Do you not have a enough RAM for most of your scenes?
If the answer is that you dont have enough, then NVlink might be one answer.
If you rarely run out of RAM, why waste the cash?
If nVlink is not active then each card will contribute to the render, as long as the scene fits into its memory; enabling nVlink will pool memory for materials but will lower performance. Of course it is possible to switch nVlink off, but if it's never or rarely going to be used theer is little point in spending the money.

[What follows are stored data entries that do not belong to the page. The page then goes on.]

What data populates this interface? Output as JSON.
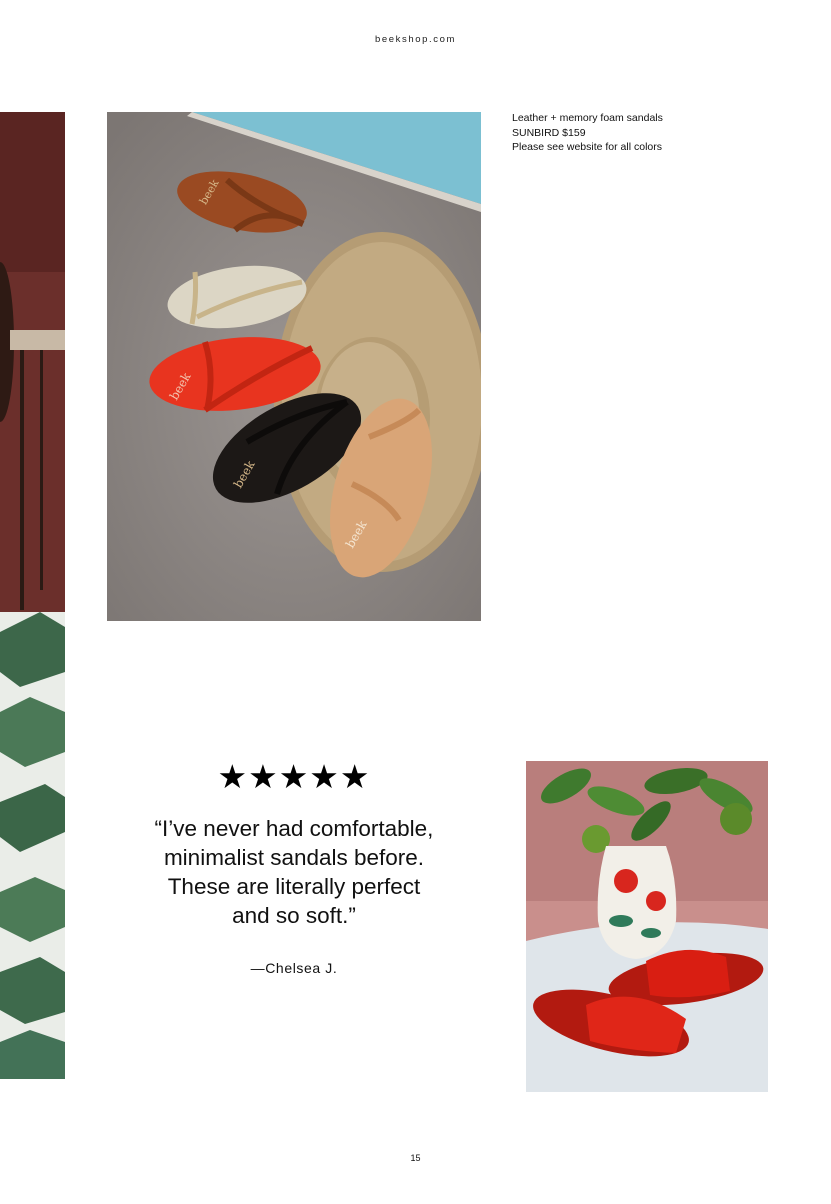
{
  "header": {
    "site_url": "beekshop.com"
  },
  "product": {
    "lines": [
      "Leather + memory foam sandals",
      "SUNBIRD $159",
      "Please see website for all colors"
    ],
    "brand_mark": "beek"
  },
  "review": {
    "stars": "★★★★★",
    "rating": 5,
    "quote_lines": [
      "“I’ve never had comfortable,",
      "minimalist sandals before.",
      "These are literally perfect",
      "and so soft.”"
    ],
    "author": "—Chelsea J."
  },
  "footer": {
    "page_number": "15"
  },
  "colors": {
    "sandal_brown": "#9a4a22",
    "sandal_gold": "#d9d3c2",
    "sandal_red": "#e8341f",
    "sandal_black": "#1c1816",
    "sandal_tan": "#d9a577",
    "slide_red": "#d91e12",
    "wall_pink": "#c98f8c"
  }
}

Your main drawback in having two cards with 48 Gb VRAM each is you're going to need to keep an eye on your VRAM usage depending on how big your scenes are. Once you start using around 67% of the total VRAM on each of those cards during a render, there's a chance you might exceed even 256 Gb RAM, which is the equivalent of a max spec'ed TRX40 or X299 system. One of the reasons I opted not to get two of those things is because the system needed to fully utilize 96 Gb VRAM for iray rendering would probably cost just as much(or even more) than both Quadro cards. 512 Gb RAM is what you would need, 8 x 64 Gb sticks(probably ECC) which are expensive by themselves, plus the motherboard & CPU to go along with it start to really add up. The other reason, as you were inquiring about, NVlink wouldn't really be worth it unless you absolutely needed the extra memory.
...like rendering a large scale city street scene with say 40 different individual G3s all with different hair, fully clothed in different styles, a number vehicles, various props, as well as dozens of emissive lights and atmopsheric effects for depth.
lol, Does anyone even render heavy scenes like that in iray? I know some do big scenes with a LOT of optimizing and such, but to render some nonsense like that with caustics, etc., would probably take weeks.
Oh, this is an interesting point, thank you! I do only have 128 GB of system RAM, and I didn't realize that the requirements would scale beyond what the VRAM consumption would be. I suppose this makes a lot of sense, when I think about it. I've only ever gone above 48 GB a few times, and it's only ever because I use lots of very high-density custom items I literally model out in ZBrush and pump right into DAZ with zero thought of optimization or how resource heavy it would be. The only reason I got the card in the first place was so that I could be super lazy and just have cluttered scenes, the tradeoff being that I can work very quickly and not worry about organization or anything like that.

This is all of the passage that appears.